«Rapito dal fascino di D’Annunzio. Il Vate si suicidò? Molti gli indizi»

UDINE. Fatichi ad accostare lo studio di centosettanta pagine sul male oscuro del Vate a un giovanotto ventiquattrenne. Logica superficiale a volte sviante. Ti fa meno strano pensare a un autore col bianco capello, le mani nodose e ricoperte di efelidi. La gioventù è poco pratica del passato, lo evita se non è costretta a scoperchiarlo.
D’Annunzio, poi, è un signore alquanto scomodo da sfogliare; la storia ha preferito caricarlo di ombre, seppure uomo di raro genio. E semmai lo si volesse celebrare, s’impone la cautela. Il suo estremo senso dell’erotismo? I legami con fascismo? Le amanti che popolavano il Vittoriale?
«Dei si dice non bisogna mai dare eccessivo peso - precisa Tobias Fior, uno che col Gabriele ha stretto un patto serio - anche perché i difetti si tramandano più facilmente delle virtù». Il ragazzo di Verzegnis se lo è preso sottobraccio, il poeta pescarese della Beffa di Buccari, con il desiderio forte di dare a Cesare quel che è di Cesare. Anni di dedizione, senza distrazioni o crolli improvvisi di stima. Oltre a diventare un habituè della “Rassegna dannunziana” (un luogo riservato a penne colte), Fior si è concentrato laddove pochissimi si erano soffermati: il grave scoramento dell’uomo Gabriele.

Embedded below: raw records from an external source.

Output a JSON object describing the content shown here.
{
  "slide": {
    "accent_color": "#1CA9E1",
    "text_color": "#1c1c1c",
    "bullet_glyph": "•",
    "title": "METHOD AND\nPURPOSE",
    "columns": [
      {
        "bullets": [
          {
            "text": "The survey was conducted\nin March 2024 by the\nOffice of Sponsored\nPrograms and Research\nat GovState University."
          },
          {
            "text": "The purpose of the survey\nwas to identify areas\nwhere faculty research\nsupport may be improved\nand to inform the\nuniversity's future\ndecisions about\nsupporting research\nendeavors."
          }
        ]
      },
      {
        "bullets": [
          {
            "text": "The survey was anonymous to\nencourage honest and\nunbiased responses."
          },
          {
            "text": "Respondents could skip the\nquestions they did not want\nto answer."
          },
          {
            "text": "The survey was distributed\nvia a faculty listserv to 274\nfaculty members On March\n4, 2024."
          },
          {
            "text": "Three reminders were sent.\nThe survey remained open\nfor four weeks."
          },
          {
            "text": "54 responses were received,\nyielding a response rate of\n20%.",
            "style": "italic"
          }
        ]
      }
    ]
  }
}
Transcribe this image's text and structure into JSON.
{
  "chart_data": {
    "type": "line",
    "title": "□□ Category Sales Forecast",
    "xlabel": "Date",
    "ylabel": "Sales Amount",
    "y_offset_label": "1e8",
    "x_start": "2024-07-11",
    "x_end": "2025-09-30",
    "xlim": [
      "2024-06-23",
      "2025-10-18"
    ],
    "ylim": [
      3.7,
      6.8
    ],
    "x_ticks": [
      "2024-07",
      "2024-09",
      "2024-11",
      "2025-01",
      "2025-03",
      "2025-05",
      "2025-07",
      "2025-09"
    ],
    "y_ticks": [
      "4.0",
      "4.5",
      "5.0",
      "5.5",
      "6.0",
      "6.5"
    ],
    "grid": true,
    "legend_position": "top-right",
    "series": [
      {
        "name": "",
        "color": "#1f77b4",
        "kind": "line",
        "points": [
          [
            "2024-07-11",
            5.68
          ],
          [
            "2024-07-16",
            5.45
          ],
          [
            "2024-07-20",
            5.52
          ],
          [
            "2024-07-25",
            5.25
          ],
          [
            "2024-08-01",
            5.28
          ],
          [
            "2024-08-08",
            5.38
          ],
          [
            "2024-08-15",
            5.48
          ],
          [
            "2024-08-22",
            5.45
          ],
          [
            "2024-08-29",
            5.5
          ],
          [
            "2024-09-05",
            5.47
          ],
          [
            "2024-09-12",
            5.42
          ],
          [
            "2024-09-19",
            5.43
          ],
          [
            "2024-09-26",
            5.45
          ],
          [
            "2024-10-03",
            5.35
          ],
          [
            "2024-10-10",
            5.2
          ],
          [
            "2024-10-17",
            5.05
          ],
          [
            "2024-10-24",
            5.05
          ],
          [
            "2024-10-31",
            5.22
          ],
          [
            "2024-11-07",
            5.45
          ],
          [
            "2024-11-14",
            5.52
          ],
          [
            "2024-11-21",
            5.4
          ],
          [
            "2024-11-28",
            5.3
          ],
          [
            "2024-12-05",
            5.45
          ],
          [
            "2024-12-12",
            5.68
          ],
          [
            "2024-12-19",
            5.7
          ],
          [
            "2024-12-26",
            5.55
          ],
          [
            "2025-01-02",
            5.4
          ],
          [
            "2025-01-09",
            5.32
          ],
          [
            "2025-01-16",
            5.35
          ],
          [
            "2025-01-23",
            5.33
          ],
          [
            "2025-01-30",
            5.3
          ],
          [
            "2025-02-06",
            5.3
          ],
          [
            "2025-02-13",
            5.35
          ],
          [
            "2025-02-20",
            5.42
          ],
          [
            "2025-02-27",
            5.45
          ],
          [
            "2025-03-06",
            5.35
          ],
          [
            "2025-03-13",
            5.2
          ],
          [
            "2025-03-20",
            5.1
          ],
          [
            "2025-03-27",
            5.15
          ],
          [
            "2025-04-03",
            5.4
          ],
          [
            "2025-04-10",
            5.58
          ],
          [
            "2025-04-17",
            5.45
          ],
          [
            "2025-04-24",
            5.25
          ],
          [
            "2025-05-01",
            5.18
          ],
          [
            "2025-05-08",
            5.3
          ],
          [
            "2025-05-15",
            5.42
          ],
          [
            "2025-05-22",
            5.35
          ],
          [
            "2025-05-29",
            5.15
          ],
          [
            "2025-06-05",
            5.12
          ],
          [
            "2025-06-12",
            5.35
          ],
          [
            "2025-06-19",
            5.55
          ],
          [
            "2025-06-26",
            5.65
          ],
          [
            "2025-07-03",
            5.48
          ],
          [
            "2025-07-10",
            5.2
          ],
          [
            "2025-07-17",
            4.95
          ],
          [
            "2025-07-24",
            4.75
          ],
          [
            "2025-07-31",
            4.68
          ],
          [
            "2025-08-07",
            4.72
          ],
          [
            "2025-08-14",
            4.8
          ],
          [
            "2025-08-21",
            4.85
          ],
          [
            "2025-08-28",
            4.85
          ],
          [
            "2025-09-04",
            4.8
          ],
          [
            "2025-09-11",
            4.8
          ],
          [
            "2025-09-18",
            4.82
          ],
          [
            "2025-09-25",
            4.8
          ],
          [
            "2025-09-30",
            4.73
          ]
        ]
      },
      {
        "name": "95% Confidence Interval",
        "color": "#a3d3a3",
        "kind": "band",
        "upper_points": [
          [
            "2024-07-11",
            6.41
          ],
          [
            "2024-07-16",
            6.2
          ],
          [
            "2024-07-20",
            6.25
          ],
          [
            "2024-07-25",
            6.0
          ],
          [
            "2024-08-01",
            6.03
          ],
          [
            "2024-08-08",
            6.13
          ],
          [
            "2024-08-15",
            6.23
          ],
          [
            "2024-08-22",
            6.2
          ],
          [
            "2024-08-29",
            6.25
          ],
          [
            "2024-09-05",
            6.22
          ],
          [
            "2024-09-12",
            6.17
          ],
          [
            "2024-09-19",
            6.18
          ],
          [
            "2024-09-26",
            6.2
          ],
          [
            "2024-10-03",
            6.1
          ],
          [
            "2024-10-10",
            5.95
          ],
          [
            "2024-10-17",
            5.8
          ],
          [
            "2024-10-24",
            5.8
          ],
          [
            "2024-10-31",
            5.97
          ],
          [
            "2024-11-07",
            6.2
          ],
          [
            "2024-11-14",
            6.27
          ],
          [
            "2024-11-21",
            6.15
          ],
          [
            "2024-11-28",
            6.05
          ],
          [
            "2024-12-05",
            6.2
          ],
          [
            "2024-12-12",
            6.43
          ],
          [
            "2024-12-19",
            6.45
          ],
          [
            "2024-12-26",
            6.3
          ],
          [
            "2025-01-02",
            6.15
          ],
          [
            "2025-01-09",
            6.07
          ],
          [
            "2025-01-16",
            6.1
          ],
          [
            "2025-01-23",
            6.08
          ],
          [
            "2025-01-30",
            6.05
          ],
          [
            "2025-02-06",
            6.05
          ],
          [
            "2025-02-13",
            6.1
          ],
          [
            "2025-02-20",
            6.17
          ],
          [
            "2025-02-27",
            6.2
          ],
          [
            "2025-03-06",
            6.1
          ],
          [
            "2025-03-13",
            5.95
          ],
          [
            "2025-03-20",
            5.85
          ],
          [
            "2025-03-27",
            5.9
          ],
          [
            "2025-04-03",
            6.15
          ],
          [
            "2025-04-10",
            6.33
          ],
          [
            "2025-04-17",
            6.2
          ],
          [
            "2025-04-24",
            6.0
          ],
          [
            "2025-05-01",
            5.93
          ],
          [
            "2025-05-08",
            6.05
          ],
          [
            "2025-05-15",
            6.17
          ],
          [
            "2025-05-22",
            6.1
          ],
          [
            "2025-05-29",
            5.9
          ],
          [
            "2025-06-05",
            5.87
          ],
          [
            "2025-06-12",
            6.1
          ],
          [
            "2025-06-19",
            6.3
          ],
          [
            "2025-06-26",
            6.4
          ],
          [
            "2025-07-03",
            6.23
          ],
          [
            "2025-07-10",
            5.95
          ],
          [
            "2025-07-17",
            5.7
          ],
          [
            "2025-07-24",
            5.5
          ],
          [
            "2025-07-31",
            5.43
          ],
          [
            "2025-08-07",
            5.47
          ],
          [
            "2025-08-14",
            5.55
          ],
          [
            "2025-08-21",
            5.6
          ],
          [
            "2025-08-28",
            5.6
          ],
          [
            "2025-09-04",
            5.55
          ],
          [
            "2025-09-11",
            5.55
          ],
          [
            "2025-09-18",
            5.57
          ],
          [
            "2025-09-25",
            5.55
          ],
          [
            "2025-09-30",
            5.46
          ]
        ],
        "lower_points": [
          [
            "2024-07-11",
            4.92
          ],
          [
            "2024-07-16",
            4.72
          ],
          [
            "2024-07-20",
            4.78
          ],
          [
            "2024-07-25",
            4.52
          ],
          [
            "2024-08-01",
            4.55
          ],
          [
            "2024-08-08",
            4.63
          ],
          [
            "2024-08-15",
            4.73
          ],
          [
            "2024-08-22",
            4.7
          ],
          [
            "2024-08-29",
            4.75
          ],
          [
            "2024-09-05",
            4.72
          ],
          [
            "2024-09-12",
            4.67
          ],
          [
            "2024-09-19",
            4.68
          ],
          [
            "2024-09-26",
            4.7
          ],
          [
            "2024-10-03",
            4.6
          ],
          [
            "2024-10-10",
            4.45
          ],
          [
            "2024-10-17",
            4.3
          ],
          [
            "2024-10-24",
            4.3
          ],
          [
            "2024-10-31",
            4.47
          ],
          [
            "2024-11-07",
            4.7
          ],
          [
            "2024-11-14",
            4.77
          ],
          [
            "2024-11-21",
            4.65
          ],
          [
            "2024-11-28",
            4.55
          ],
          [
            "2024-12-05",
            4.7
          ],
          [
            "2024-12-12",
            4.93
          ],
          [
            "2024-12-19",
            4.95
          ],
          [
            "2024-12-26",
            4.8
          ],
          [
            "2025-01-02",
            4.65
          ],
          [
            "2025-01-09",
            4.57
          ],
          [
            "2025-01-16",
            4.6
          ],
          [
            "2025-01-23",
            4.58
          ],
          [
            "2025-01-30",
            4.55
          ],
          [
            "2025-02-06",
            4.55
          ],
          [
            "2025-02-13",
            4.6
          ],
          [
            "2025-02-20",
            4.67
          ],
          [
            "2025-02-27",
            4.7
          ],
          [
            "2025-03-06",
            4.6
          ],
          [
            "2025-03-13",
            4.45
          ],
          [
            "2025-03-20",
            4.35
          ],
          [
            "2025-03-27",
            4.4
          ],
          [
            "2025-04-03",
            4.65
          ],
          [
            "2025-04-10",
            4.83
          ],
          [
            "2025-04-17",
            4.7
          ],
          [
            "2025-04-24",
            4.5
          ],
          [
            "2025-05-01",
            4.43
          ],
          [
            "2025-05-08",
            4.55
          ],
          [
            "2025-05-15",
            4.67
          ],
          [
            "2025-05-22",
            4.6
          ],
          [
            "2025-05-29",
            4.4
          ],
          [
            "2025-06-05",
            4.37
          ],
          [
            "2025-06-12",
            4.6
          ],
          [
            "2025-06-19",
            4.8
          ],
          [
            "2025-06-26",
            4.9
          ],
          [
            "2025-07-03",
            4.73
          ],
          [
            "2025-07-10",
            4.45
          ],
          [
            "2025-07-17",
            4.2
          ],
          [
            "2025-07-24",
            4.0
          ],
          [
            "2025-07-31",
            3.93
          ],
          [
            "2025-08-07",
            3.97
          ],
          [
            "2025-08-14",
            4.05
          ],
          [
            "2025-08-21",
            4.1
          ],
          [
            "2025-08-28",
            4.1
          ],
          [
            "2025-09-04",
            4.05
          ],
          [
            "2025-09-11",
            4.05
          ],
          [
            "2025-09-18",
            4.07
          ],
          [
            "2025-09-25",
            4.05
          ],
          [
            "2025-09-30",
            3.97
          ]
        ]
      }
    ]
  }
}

Fra un paio di settimane, a cura di Youcanprint, uscirà il volume Questo ferale taedium vitae. La depressione di d'Annunzio. «Ufficialmente lui morì per emorragia celebrale, ma l’ipotesi suicidio è ben più di una campata congettura. Troppe tracce lasciate dappertutto, unite a una cerca confidenza genetica col gesto estremo, conducono a una sentenza piuttosto veritiera».
- Ci perdoni, Fior, com’è che è le è entrato in circolo questo signore?
«Leggendolo. Dai libri alla biografia. Una fascinazione improvvisa. Mi stregò subito il suo eclettismo, l’atteggiamento al limite del paradossale, quel nascondersi al di là del gesto euforico».
- Nel senso?
«L’indossare svariate maschere rappresentava una necessità per confondere una fragilità imperante. Amava confondere le sensazioni e i giudizi. Affermava e negava in un’abile miscellanea di verità e di furbe coperture».
- Era amico di Mussolini...
«Ecco, non è proprio così. Gabriele non fu un fascista, assolutamente no. Tant’è che il partito lo screditò. E i rapporti fra lui e il duce non erano idilliaci, come invece si crede».
- Una bufala, allora, pure la storia che si ruppe due costole allo scopo di favorire un certo autoerotismo estremo?
«Ovviamente sì. Ma le pare possibile? Sarebbe morto. Allora mica c’erano i rimedi di adesso. I detrattori si attaccarono a qualunque fessiera pur di metterlo alla berlina».
- Dunque. C’incuriosisce questa fine tragica.
«Già se ne accennò nel libro Il mostro e il mago di Attilio Mazza, un profondo conoscitore dell’universo dannunziano. La prostazione degli ultimi anni di vita trova riscontri nell’infanzia e in certe liriche vergate dopo la morte dell’amato nonno paterno nella raccolta Prime vere, stampata postuma col titolo In memoriam. C’è dell’altro. D’Annunzio odiava il carnevale. La felicità della strada contrastava con la tristezza del suo animo, diceva. Probabilmente non casualmente morì il primo marzo del ’38, il giorno in cui il carnevale finiva. Il suicidio si rivela deciso ne Il trionfo della morte, romanzo psicologico che lega svariate tematiche topiche, il superomismo, il carattere chiuso dell’eroe e la scelta, appunto, di mettere fine al mal di vivere».
- È una diceria anche l’abbondante uso di cocaina?
«Ne abusava, è vero. La sua immensa produzione letteraria, le sue imprese e un’attività sessuale frenetica gli negavano i normali cali d’attenzione».